Adesso parliamo un po’ in dettaglio di quello che hai messo sulla terra. Hai fatto un bel lavoro, non c’è che dire. Hai messo belle spiagge proprio vicino ai mari, quasi sotto. Le hai messe un po’ dovunque. Però mi devi spiegare che ci fanno le spiagge del Sahara in Africa e quelle del Gobi in Mongolia. Ma dove sta il mare in quei posti? Lì non ci va nessuno, credimi, sarà sempre tutto deserto. Ci metti i cammelli e li chiami “ navi del deserto “. Ma che navi d’Egitto ? Sai che ci furono persone che prenotarono crociere nelle agenzie? “ Vorrei una crociera nel Gobi, una cabina doppia, terzo ponte, finestra esterna “ . 2300 euro, poi arrivati lì, si trovano i cammelli. Cabina esterna al terzo piano ? Ma dai, magari seconda gobba. Se poi è un dromedario … truffa completa. Se fai le spiagge ci devi mettere anche il mare. Ricordati per il prossimo mondo che farai.

 

Hai fatto invece un bel Paradiso. E hai avuto anche la brillante idea di farne alcuni anche fiscali. C’è sempre tanta bella gente che va lì. Gente ricca, con panfili, yacht, ministri e portaborse. Bello, bravo. E poi quello che ce lo hanno sempre descritto fin dall’ infanzia. Mi ricordo che i miei nonni mi dicevano sempre “ Se fai il bravo, quando muori andrai in Paradiso “. Bella consolazione, quando muoio. A me piacerebbe andarci quando sono vivo, non da morto. Che ci faccio laggiù, chiuso dentro ad una cassa per tutta la vita, pardon, la morte ?

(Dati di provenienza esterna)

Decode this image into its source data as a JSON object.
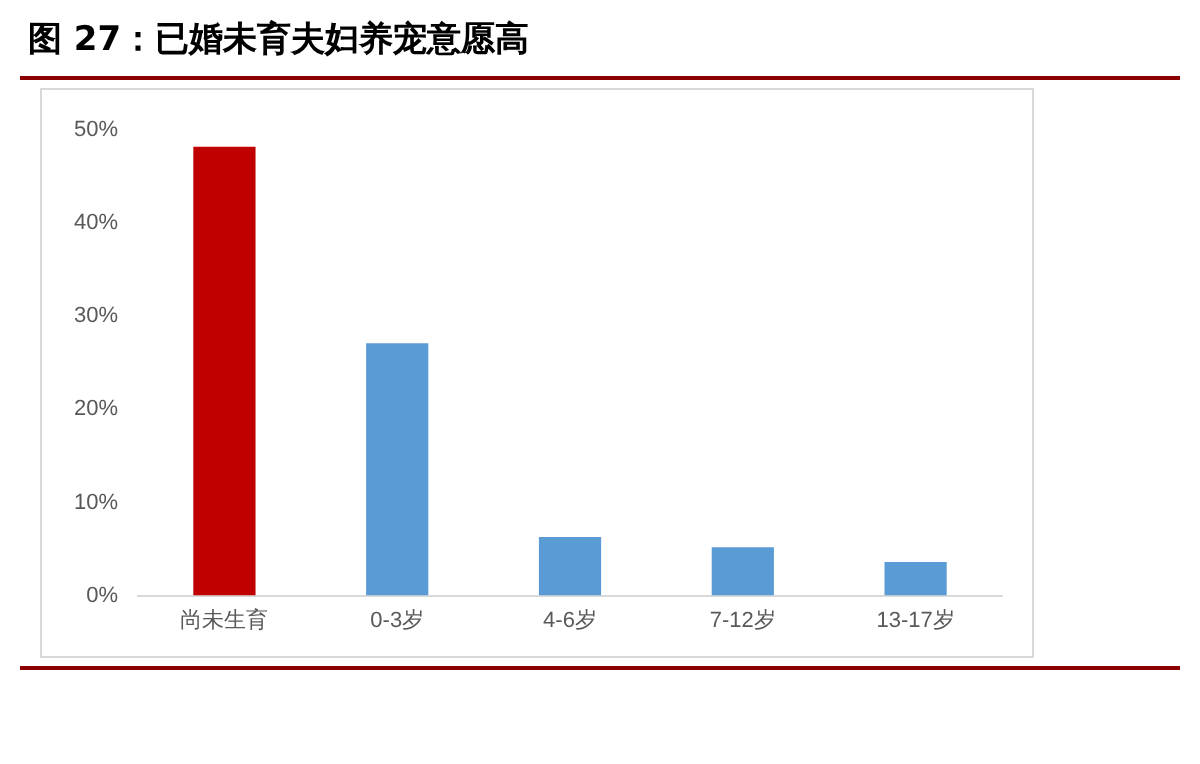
{
  "chart_data": {
    "type": "bar",
    "title": "图 27：已婚未育夫妇养宠意愿高",
    "categories": [
      "尚未生育",
      "0-3岁",
      "4-6岁",
      "7-12岁",
      "13-17岁"
    ],
    "values": [
      48.2,
      27.1,
      6.3,
      5.2,
      3.6
    ],
    "colors": [
      "#c00000",
      "#5b9bd5",
      "#5b9bd5",
      "#5b9bd5",
      "#5b9bd5"
    ],
    "ylim": [
      0,
      50
    ],
    "yticks": [
      {
        "value": 0,
        "label": "0%"
      },
      {
        "value": 10,
        "label": "10%"
      },
      {
        "value": 20,
        "label": "20%"
      },
      {
        "value": 30,
        "label": "30%"
      },
      {
        "value": 40,
        "label": "40%"
      },
      {
        "value": 50,
        "label": "50%"
      }
    ],
    "grid": false,
    "legend": false
  }
}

Hai messo dei mari e delle terre e sulle terre dovevi pur metterci qualche cosa, no ? Alberi, foreste, praterie, montagne, fiumi, laghi. Insomma tutto quello che uno può vedere ancora adesso.

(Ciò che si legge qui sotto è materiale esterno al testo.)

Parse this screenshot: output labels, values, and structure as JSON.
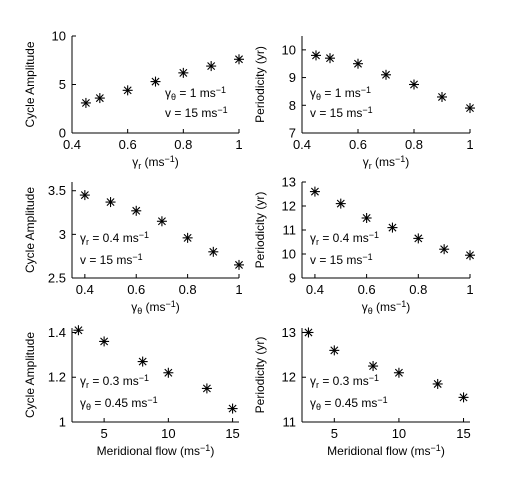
{
  "chart_data": [
    {
      "type": "scatter",
      "xlabel": "γr (ms−1)",
      "xlabel_main": "γ",
      "xlabel_sub": "r",
      "xlabel_rest": " (ms",
      "xlabel_unit_sup": "−1",
      "xlabel_close": ")",
      "ylabel": "Cycle Amplitude",
      "xlim": [
        0.4,
        1.0
      ],
      "ylim": [
        0,
        10
      ],
      "xticks": [
        0.4,
        0.6,
        0.8,
        1
      ],
      "xtick_labels": [
        "0.4",
        "0.6",
        "0.8",
        "1"
      ],
      "yticks": [
        0,
        5,
        10
      ],
      "ytick_labels": [
        "0",
        "5",
        "10"
      ],
      "x": [
        0.45,
        0.5,
        0.6,
        0.7,
        0.8,
        0.9,
        1.0
      ],
      "y": [
        3.1,
        3.6,
        4.4,
        5.3,
        6.2,
        6.9,
        7.6
      ],
      "annotations": [
        {
          "text": "γθ = 1 ms−1",
          "main": "γ",
          "sub": "θ",
          "mid": " = 1 ms",
          "sup": "−1"
        },
        {
          "text": "v = 15 ms−1",
          "main": "v",
          "sub": "",
          "mid": " = 15 ms",
          "sup": "−1"
        }
      ]
    },
    {
      "type": "scatter",
      "xlabel": "γr (ms−1)",
      "xlabel_main": "γ",
      "xlabel_sub": "r",
      "xlabel_rest": " (ms",
      "xlabel_unit_sup": "−1",
      "xlabel_close": ")",
      "ylabel": "Periodicity (yr)",
      "xlim": [
        0.4,
        1.0
      ],
      "ylim": [
        7,
        10.5
      ],
      "xticks": [
        0.4,
        0.6,
        0.8,
        1
      ],
      "xtick_labels": [
        "0.4",
        "0.6",
        "0.8",
        "1"
      ],
      "yticks": [
        7,
        8,
        9,
        10
      ],
      "ytick_labels": [
        "7",
        "8",
        "9",
        "10"
      ],
      "x": [
        0.45,
        0.5,
        0.6,
        0.7,
        0.8,
        0.9,
        1.0
      ],
      "y": [
        9.8,
        9.7,
        9.5,
        9.1,
        8.75,
        8.3,
        7.9
      ],
      "annotations": [
        {
          "text": "γθ = 1 ms−1",
          "main": "γ",
          "sub": "θ",
          "mid": " = 1 ms",
          "sup": "−1"
        },
        {
          "text": "v = 15 ms−1",
          "main": "v",
          "sub": "",
          "mid": " = 15 ms",
          "sup": "−1"
        }
      ]
    },
    {
      "type": "scatter",
      "xlabel": "γθ (ms−1)",
      "xlabel_main": "γ",
      "xlabel_sub": "θ",
      "xlabel_rest": " (ms",
      "xlabel_unit_sup": "−1",
      "xlabel_close": ")",
      "ylabel": "Cycle Amplitude",
      "xlim": [
        0.35,
        1.0
      ],
      "ylim": [
        2.5,
        3.6
      ],
      "xticks": [
        0.4,
        0.6,
        0.8,
        1
      ],
      "xtick_labels": [
        "0.4",
        "0.6",
        "0.8",
        "1"
      ],
      "yticks": [
        2.5,
        3,
        3.5
      ],
      "ytick_labels": [
        "2.5",
        "3",
        "3.5"
      ],
      "x": [
        0.4,
        0.5,
        0.6,
        0.7,
        0.8,
        0.9,
        1.0
      ],
      "y": [
        3.45,
        3.37,
        3.27,
        3.15,
        2.96,
        2.8,
        2.65
      ],
      "annotations": [
        {
          "text": "γr = 0.4 ms−1",
          "main": "γ",
          "sub": "r",
          "mid": " = 0.4 ms",
          "sup": "−1"
        },
        {
          "text": "v = 15 ms−1",
          "main": "v",
          "sub": "",
          "mid": " = 15 ms",
          "sup": "−1"
        }
      ]
    },
    {
      "type": "scatter",
      "xlabel": "γθ (ms−1)",
      "xlabel_main": "γ",
      "xlabel_sub": "θ",
      "xlabel_rest": " (ms",
      "xlabel_unit_sup": "−1",
      "xlabel_close": ")",
      "ylabel": "Periodicity (yr)",
      "xlim": [
        0.35,
        1.0
      ],
      "ylim": [
        9,
        13
      ],
      "xticks": [
        0.4,
        0.6,
        0.8,
        1
      ],
      "xtick_labels": [
        "0.4",
        "0.6",
        "0.8",
        "1"
      ],
      "yticks": [
        9,
        10,
        11,
        12,
        13
      ],
      "ytick_labels": [
        "9",
        "10",
        "11",
        "12",
        "13"
      ],
      "x": [
        0.4,
        0.5,
        0.6,
        0.7,
        0.8,
        0.9,
        1.0
      ],
      "y": [
        12.6,
        12.1,
        11.5,
        11.1,
        10.65,
        10.2,
        9.95
      ],
      "annotations": [
        {
          "text": "γr = 0.4 ms−1",
          "main": "γ",
          "sub": "r",
          "mid": " = 0.4 ms",
          "sup": "−1"
        },
        {
          "text": "v = 15 ms−1",
          "main": "v",
          "sub": "",
          "mid": " = 15 ms",
          "sup": "−1"
        }
      ]
    },
    {
      "type": "scatter",
      "xlabel": "Meridional flow (ms−1)",
      "xlabel_main": "Meridional flow",
      "xlabel_sub": "",
      "xlabel_rest": " (ms",
      "xlabel_unit_sup": "−1",
      "xlabel_close": ")",
      "ylabel": "Cycle Amplitude",
      "xlim": [
        2.5,
        15.5
      ],
      "ylim": [
        1.0,
        1.42
      ],
      "xticks": [
        5,
        10,
        15
      ],
      "xtick_labels": [
        "5",
        "10",
        "15"
      ],
      "yticks": [
        1,
        1.2,
        1.4
      ],
      "ytick_labels": [
        "1",
        "1.2",
        "1.4"
      ],
      "x": [
        3,
        5,
        8,
        10,
        13,
        15
      ],
      "y": [
        1.41,
        1.36,
        1.27,
        1.22,
        1.15,
        1.06
      ],
      "annotations": [
        {
          "text": "γr = 0.3 ms−1",
          "main": "γ",
          "sub": "r",
          "mid": " = 0.3 ms",
          "sup": "−1"
        },
        {
          "text": "γθ = 0.45 ms−1",
          "main": "γ",
          "sub": "θ",
          "mid": " = 0.45 ms",
          "sup": "−1"
        }
      ]
    },
    {
      "type": "scatter",
      "xlabel": "Meridional flow (ms−1)",
      "xlabel_main": "Meridional flow",
      "xlabel_sub": "",
      "xlabel_rest": " (ms",
      "xlabel_unit_sup": "−1",
      "xlabel_close": ")",
      "ylabel": "Periodicity (yr)",
      "xlim": [
        2.5,
        15.5
      ],
      "ylim": [
        11,
        13.1
      ],
      "xticks": [
        5,
        10,
        15
      ],
      "xtick_labels": [
        "5",
        "10",
        "15"
      ],
      "yticks": [
        11,
        12,
        13
      ],
      "ytick_labels": [
        "11",
        "12",
        "13"
      ],
      "x": [
        3,
        5,
        8,
        10,
        13,
        15
      ],
      "y": [
        13.0,
        12.6,
        12.25,
        12.1,
        11.85,
        11.55
      ],
      "annotations": [
        {
          "text": "γr = 0.3 ms−1",
          "main": "γ",
          "sub": "r",
          "mid": " = 0.3 ms",
          "sup": "−1"
        },
        {
          "text": "γθ = 0.45 ms−1",
          "main": "γ",
          "sub": "θ",
          "mid": " = 0.45 ms",
          "sup": "−1"
        }
      ]
    }
  ]
}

Però … però, ho letto da qualche parte che milioni di anni fa c’erano un sacco di cose che adesso non ci sono più. Che tu, in un momento di ira, non so, hai distrutto tutto quello che hai creato. Dinosauri, mammut, ittiosauri, stegosauri … insomma una quantità enorme di … sauri distrutti, bruciati, sepolti, che ne so? E perché ? Avevi forse sbagliato pianeta e questi cosi volevi metterli su Marte? Ho l’impressione che in quei tempi eri un poco distratto. Oppure tutti quegli animali erano sproporzionati per gli uomini che avevi creato? Mistero.

 

Gli uomini che hai creato … veramente un uomo hai creato. E’ ormai noto a tutti che prendesti un po’ di creta, lo hai modellata per benino, gli hai messo un po’ di saliva sulla bocca e … Effetah! L’uomo cominciò a muoversi, a parlare, a vivere insomma. Lo stesso lavoro che molti anni dopo fece anche un tal Geppetto, falegname, con un pezzo di legno. Lo chiamasti Adamo, il primo nome che ti venne in mente, gli hai dato un grande giardino da curare, gli dicesti di fare quello che voleva, ma non di mangiare le mele, specialmente quelle col bollino blu, perché dovevano andare all’esportazione. Adamo non aveva proprio niente da fare, perché il parco si prendeva cura da se stesso. Le erbacce si strappavano da sole, il prato veniva rasato ogni quindici giorni dagli Angeli che lo facevano in un baleno, quasi volando. I chicchi di frumento, granoturco e riso si seminavano, aspettavano un paio di mesi e poi si mettevano belli ritti per farsi tagliare dalle falciatrici automatiche. I pesci ogni tanto saltavano in padella e si arrostivano al punto giusto. Insomma per Adamo era un paradiso. Ma anche una noia … La televisione trasmetteva sempre un solo programma dove parlavano solo di Fede, Emilio. I giornali non uscivano perché non c’erano giornalisti per scriverli e nemmeno Berlusconi da attaccare. Forse Berlusconi c'era già, anche lui è eterno. Le scuole erano sempre chiuse. Le discoteche erano divine, ma, dopo un po’, anche la musica sacra stancava. Non si vive di solo Panis Angelicum e di Alleluiah.

 

Adamo prese il coraggio a due mani e venne da Te. “ Signore, scusa, ma qui non c’è molto da fare, vero? Ne convieni anche Tu. Io mi sto rompendo … sempre solo. Poi, mi ricordo, una volta mi dicesti : “ Adamo, crescete e moltiplicatevi “. Scusa, ma cosa vuol dire ? Come posso fare a moltiplicarmi? Va bene moltiplicare uno per uno, ma poi? Uno per uno sempre uno fa “. “ Hai ragione Adamo, hai proprio ragione. “ rispose Lui “ Scusami, dopo miliardi di anni sento che sto diventando un poco vecchio e la mia memoria non è più quella di una volta. Ci penserò questa notte. Tu vai a dormire tranquillo e domani ti ritroverai con una bella sorpresa.” Ed Adamo andò a dormire fiducioso e fu contento della risposta. Poveretto, non sapeva che razza di sorpresa l’ aspettava .

 

La mattina era radiosa, il sole splendeva in un cielo blu cupo e la villa di Adamo era inondata di luce. Lui dormiva bello, sorridente, sprofondato in un mare di cuscini quando …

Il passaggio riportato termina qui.